Sábado, 27 de julho de 2013
Paulo Metri*
Em seguida a este trecho, Castro Alves, no seu poema “Navio negreiro”, diz “que o pavilhão se lave no teu pranto!”
Este poema vem à minha lembrança sempre que sou acometido de tristeza
por identificar profunda injustiça. Nunca soube o quanto ele influenciou
mentes a favor da causa abolicionista, mas certamente as influenciou.
O pavilhão está no “tombadilho que das luzernas avermelha o brilho. Em sangue a se banhar”.
Apropriando-me da magistral obra, diria que ela se enquadra também ao
petroleiro estrangeiro que leva nosso ouro negro, última esperança de um
povo bom, enganado com miçangas. Qual um escravo, o sangue do
brasileiro se esvai nos tombadilhos onde o capital internacional o suga.
Na África, negros que desonravam a raça caçavam outros negros, seus
irmãos, para vendê-los a mercadores do tráfico negreiro. No Brasil
atual, temos desgraçados caçando a vida digna de seus iguais. Entregam o
ouro negro, que poderia recuperar os carentes, criar oportunidades onde
elas não existem. Dentro do petroleiro, trancados nos porões, estão a
educação, a saúde, a habitação, o saneamento, o transporte e tudo mais,
com qualidade, pertencentes a gerações futuras de brasileiros, enfim, a
esperança de uma vida melhor que a dos seus pais.
Tudo isto para o regozijo das corporações internacionais, alimentando
não só a acumulação capitalista, mas também a divisão do mundo entre
países centrais e periféricos.
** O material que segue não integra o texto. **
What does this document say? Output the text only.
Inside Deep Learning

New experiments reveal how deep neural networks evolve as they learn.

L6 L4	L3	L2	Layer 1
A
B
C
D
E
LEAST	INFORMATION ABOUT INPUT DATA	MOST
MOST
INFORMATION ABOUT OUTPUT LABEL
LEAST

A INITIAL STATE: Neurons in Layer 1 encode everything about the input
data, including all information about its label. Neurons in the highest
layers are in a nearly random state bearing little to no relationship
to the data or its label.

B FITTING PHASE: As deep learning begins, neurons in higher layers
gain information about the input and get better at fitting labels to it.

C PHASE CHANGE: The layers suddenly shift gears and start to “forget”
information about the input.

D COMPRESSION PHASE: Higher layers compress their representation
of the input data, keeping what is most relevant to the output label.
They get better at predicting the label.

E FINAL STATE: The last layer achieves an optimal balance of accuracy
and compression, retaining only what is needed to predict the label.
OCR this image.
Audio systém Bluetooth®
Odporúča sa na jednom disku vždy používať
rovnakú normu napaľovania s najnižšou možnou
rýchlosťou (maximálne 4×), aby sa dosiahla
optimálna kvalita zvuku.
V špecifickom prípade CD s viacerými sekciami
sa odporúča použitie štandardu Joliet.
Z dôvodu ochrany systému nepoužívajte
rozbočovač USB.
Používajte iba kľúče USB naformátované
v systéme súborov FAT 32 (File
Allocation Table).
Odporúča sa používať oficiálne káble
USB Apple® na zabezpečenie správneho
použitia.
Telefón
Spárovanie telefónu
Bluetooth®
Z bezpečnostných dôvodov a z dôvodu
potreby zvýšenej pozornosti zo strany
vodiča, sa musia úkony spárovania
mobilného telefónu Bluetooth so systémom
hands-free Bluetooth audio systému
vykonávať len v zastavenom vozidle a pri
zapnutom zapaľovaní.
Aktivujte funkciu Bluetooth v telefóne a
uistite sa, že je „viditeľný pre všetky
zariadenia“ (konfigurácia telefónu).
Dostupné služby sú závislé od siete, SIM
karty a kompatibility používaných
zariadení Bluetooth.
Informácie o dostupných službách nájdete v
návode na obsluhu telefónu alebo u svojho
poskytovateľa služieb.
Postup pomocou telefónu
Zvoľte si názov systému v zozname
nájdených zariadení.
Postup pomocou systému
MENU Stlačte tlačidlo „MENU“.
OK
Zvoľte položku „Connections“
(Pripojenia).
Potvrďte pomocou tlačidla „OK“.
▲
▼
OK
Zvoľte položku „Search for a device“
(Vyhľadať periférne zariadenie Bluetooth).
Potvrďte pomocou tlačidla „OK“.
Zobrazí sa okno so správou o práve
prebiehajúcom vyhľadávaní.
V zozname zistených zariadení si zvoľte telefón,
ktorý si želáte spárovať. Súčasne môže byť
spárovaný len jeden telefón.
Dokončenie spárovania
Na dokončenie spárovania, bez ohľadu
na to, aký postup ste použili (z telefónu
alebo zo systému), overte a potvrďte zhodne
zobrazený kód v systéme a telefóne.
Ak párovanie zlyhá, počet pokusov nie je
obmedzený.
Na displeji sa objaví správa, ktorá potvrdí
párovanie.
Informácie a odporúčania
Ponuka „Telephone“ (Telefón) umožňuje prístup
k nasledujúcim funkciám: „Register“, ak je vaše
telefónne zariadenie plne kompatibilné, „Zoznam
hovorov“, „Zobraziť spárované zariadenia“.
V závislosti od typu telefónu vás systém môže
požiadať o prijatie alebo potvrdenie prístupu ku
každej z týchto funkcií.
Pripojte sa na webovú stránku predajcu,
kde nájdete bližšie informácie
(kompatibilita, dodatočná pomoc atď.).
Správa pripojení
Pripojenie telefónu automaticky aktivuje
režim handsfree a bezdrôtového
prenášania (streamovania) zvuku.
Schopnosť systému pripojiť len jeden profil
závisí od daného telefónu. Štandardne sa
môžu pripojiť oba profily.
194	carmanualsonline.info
Dói muito saber que os maiores
responsáveis por este crime são brasileiros vendidos, que participam do
grande teatro apresentado no palco midiático, dominado por este mesmo
capital alienígena. São os carrascos dos próprios irmãos.
Se o puro Francisco, por infinita bondade e inocente credulidade com
relação aos arrependimentos declarados pelos algozes do nosso povo, lhes
der absolvição, peço a Deus que a casse, considerando a magnitude e a
repercussão em gerações à frente dos atos destes assassinos da
esperança. Nossos irmãos conscientes têm a obrigação de divulgar estes
fatos, não os deixando cair na lixeira das informações, à medida que o
teatro encenado diariamente por ordem do capital busca substituir o
crucial pelo supérfluo. Snowden e Wikileaks nos forneceram notícias não
pasteurizadas, nem maquiadas, nuas e cruas, reveladoras do mundo real e
que derruba pilares da construção ficcional de um mundo criado para
sermos explorados. Eles fornecem informações que deveriam servir como
alicerces para a construção de um futuro melhor.
Cerca de 900 blocos para exploração e produção de petróleo já foram
entregues pelo governo brasileiro a concessionárias, que, se descobrirem
petróleo, serão donas exclusivas dele. Neste total, estão também os
blocos arrematados pela Petrobras e por pequenos empresários
genuinamente nacionais, que tendem a reinvestir seus lucros no país.
Quantos blocos estão com as petrolíferas estrangeiras, como operadoras
ou como membros de consórcios, é difícil saber, até porque as empresas
repassam a outras a sua condição de concessionárias. A ANP não fornece
estas transferências de propriedade.
Em outubro, o governo brasileiro irá entregar, através de um leilão,
de 8 a 12 bilhões de barris de petróleo, localizados no campo que se
convencionou chamar de Libra. Junto com o campo, irá embora também um
futuro melhor, principalmente para nossos filhos e netos. Todo
brasileiro, não vendilhão de seus irmãos, não pode medir esforços para
que este roubo seja tolhido. Castro Alves, por amor aos brasileiros,
empreste a sua verve para outro jovem como você, para ajudar a barrar o
novo tráfico negreiro do século XXI.
Paulo Metri é conselheiro do Clube de Engenharia.